I feel like there is something more we can be doing to celebrate you.  That's possibly why it was such a hard day.  But I need to remember that the little things that we do, may be the same every year but, they are the traditions that will help to bring our family closer together.  So we wrote on a balloon and sent it up to you again.  As it floated straight into the sun one of the kids commented, "it's going toward the light."  Mikey, you are my light. 

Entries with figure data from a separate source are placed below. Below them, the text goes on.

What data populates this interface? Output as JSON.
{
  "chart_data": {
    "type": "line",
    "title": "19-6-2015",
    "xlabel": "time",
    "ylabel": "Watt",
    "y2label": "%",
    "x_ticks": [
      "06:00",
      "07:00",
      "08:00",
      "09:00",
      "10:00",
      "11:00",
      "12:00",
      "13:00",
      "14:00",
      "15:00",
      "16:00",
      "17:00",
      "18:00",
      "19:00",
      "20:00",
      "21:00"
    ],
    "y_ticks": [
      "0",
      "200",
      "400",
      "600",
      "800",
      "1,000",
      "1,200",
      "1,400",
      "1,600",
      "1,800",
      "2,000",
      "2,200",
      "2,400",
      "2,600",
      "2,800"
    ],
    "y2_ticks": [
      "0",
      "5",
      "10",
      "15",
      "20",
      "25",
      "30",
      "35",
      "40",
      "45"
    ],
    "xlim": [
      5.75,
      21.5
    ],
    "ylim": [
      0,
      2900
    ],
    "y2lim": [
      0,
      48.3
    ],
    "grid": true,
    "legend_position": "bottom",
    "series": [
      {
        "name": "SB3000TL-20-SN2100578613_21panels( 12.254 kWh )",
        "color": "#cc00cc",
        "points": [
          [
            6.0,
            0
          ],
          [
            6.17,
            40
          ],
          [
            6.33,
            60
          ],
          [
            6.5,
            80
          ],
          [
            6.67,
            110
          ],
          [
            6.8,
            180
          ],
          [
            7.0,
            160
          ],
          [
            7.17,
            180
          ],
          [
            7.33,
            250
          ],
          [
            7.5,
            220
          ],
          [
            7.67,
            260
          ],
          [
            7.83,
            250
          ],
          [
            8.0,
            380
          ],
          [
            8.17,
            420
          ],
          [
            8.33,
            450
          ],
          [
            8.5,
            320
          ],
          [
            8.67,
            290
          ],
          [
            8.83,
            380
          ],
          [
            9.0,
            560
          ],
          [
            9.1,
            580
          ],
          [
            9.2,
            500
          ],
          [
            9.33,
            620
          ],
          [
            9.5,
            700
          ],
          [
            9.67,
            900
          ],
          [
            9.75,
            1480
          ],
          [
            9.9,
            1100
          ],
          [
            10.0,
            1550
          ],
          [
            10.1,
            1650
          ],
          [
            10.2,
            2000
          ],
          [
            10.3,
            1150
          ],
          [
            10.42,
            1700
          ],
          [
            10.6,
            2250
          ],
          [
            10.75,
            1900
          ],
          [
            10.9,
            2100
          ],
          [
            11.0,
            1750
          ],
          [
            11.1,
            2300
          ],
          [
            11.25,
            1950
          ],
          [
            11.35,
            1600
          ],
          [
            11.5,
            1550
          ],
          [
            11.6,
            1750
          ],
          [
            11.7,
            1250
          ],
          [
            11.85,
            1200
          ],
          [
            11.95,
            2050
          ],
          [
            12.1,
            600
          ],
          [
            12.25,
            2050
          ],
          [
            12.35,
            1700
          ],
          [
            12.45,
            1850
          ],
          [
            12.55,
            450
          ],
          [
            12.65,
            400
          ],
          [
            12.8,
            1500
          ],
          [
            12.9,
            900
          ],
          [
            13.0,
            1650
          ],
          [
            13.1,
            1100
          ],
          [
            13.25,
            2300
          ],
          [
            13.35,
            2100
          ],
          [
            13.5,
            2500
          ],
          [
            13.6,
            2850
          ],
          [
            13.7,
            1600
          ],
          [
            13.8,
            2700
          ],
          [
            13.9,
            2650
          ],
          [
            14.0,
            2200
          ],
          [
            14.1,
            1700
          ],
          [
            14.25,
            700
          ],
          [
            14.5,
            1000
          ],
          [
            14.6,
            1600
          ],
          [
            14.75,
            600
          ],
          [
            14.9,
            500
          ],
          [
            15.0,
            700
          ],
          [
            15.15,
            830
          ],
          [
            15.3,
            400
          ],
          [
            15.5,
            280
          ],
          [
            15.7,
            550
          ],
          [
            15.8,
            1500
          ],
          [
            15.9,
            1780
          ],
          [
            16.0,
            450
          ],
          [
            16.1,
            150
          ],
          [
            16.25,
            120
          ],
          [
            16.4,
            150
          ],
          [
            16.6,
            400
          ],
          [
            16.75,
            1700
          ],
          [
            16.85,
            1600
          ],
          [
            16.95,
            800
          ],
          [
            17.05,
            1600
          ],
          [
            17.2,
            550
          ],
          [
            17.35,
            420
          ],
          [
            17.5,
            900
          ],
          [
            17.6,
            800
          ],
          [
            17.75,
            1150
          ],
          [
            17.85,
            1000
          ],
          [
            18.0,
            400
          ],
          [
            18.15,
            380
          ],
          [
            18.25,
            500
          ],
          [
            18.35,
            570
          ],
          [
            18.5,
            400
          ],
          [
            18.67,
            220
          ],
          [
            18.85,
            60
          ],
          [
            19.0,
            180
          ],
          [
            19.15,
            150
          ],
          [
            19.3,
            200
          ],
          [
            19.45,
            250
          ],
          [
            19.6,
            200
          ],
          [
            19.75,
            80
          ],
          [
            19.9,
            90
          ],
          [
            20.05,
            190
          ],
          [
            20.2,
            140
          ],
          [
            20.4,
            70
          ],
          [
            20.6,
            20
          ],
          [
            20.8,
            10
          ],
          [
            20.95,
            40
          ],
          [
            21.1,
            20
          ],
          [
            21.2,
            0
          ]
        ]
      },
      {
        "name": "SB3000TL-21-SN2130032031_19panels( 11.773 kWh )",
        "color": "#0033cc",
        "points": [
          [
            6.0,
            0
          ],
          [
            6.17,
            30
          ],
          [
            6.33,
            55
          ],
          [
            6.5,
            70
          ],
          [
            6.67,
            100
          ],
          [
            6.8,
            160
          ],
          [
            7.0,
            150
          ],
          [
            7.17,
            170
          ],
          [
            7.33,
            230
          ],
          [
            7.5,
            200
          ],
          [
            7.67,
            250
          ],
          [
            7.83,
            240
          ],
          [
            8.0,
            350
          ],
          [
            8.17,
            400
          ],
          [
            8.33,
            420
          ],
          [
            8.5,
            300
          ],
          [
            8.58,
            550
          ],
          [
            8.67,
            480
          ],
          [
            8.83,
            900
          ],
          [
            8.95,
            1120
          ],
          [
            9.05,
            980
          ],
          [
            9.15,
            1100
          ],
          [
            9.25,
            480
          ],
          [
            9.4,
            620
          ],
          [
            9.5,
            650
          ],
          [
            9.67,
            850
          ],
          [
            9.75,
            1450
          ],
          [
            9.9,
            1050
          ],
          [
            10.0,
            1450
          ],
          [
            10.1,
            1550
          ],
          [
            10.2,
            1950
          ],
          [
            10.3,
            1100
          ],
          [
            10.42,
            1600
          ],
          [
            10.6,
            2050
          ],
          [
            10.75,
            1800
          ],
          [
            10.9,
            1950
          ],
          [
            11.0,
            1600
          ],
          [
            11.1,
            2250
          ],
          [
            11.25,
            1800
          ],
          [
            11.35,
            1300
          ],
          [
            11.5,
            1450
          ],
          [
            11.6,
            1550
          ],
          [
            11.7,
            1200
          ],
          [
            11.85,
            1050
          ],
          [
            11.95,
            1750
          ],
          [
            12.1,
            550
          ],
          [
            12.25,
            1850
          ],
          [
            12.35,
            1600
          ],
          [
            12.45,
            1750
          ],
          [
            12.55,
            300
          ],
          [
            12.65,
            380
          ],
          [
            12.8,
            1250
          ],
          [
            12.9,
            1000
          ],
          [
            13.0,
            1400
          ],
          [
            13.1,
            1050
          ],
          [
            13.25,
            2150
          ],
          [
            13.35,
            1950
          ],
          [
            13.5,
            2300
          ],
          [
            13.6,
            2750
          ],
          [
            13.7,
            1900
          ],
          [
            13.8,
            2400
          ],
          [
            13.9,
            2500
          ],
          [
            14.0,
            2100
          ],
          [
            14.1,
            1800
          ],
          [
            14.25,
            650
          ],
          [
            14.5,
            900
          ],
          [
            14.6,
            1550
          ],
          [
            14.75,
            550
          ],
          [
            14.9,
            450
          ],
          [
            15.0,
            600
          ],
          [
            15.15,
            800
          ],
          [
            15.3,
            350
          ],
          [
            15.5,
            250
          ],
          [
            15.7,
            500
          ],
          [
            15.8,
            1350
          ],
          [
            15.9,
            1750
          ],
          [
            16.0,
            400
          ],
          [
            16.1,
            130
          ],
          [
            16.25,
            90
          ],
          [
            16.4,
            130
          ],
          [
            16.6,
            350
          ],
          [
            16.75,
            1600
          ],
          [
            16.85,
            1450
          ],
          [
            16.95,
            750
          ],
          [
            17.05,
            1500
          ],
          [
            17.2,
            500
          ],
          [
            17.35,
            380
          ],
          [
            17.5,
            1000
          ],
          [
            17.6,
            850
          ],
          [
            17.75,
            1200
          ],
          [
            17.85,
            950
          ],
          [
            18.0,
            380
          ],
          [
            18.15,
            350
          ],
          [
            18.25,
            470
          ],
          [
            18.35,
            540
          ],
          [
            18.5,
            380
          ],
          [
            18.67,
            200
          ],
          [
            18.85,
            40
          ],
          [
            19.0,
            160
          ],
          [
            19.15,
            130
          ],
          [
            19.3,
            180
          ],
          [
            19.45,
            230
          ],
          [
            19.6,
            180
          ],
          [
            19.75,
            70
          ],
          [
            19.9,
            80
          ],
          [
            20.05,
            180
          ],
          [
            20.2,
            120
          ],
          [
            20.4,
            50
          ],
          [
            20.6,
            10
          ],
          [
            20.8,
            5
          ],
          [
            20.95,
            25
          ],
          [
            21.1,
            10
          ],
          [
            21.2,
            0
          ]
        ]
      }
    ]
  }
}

Then the balloon stopped.  Really, it wasn't moving and I knew you were waiting for me to get the picture.  So I took it.  It's hard to see but it's right above the trees.  Then it floated away.  That was it.  We ate cheesecake, a white, creamy, sweet treat that you would have loved.  Then we packed up and came home to play games and nap.  On the way home we saw a little three year old boy crossing the street on his bike with his mom so we stopped and gave him a balloon that he quickly tied on to his handle bars. 
 
Even though your pinwheel was spinning out of control at the cemetery and I'm sure you were there with us I think what was missing from your day was you.  I felt like I was trying to fill a bucket but there was no bottom to the bucket.  Everything I put in just kept coming out.  The bucket never filled and I didn't feel any sense of joy or accomplishment.  I couldn't see your smiling face, or hug your little chunky three year old body.  We were celebrating you but there was no you.  Then in the quiet of the night I did feel your arms around me and I'm comforted knowing that you are still here when I need you. Suddenly, the bucket was full.  I know you're not around a lot but I love the times when you are.  I love you and look forward to the day when I can put my arms around you!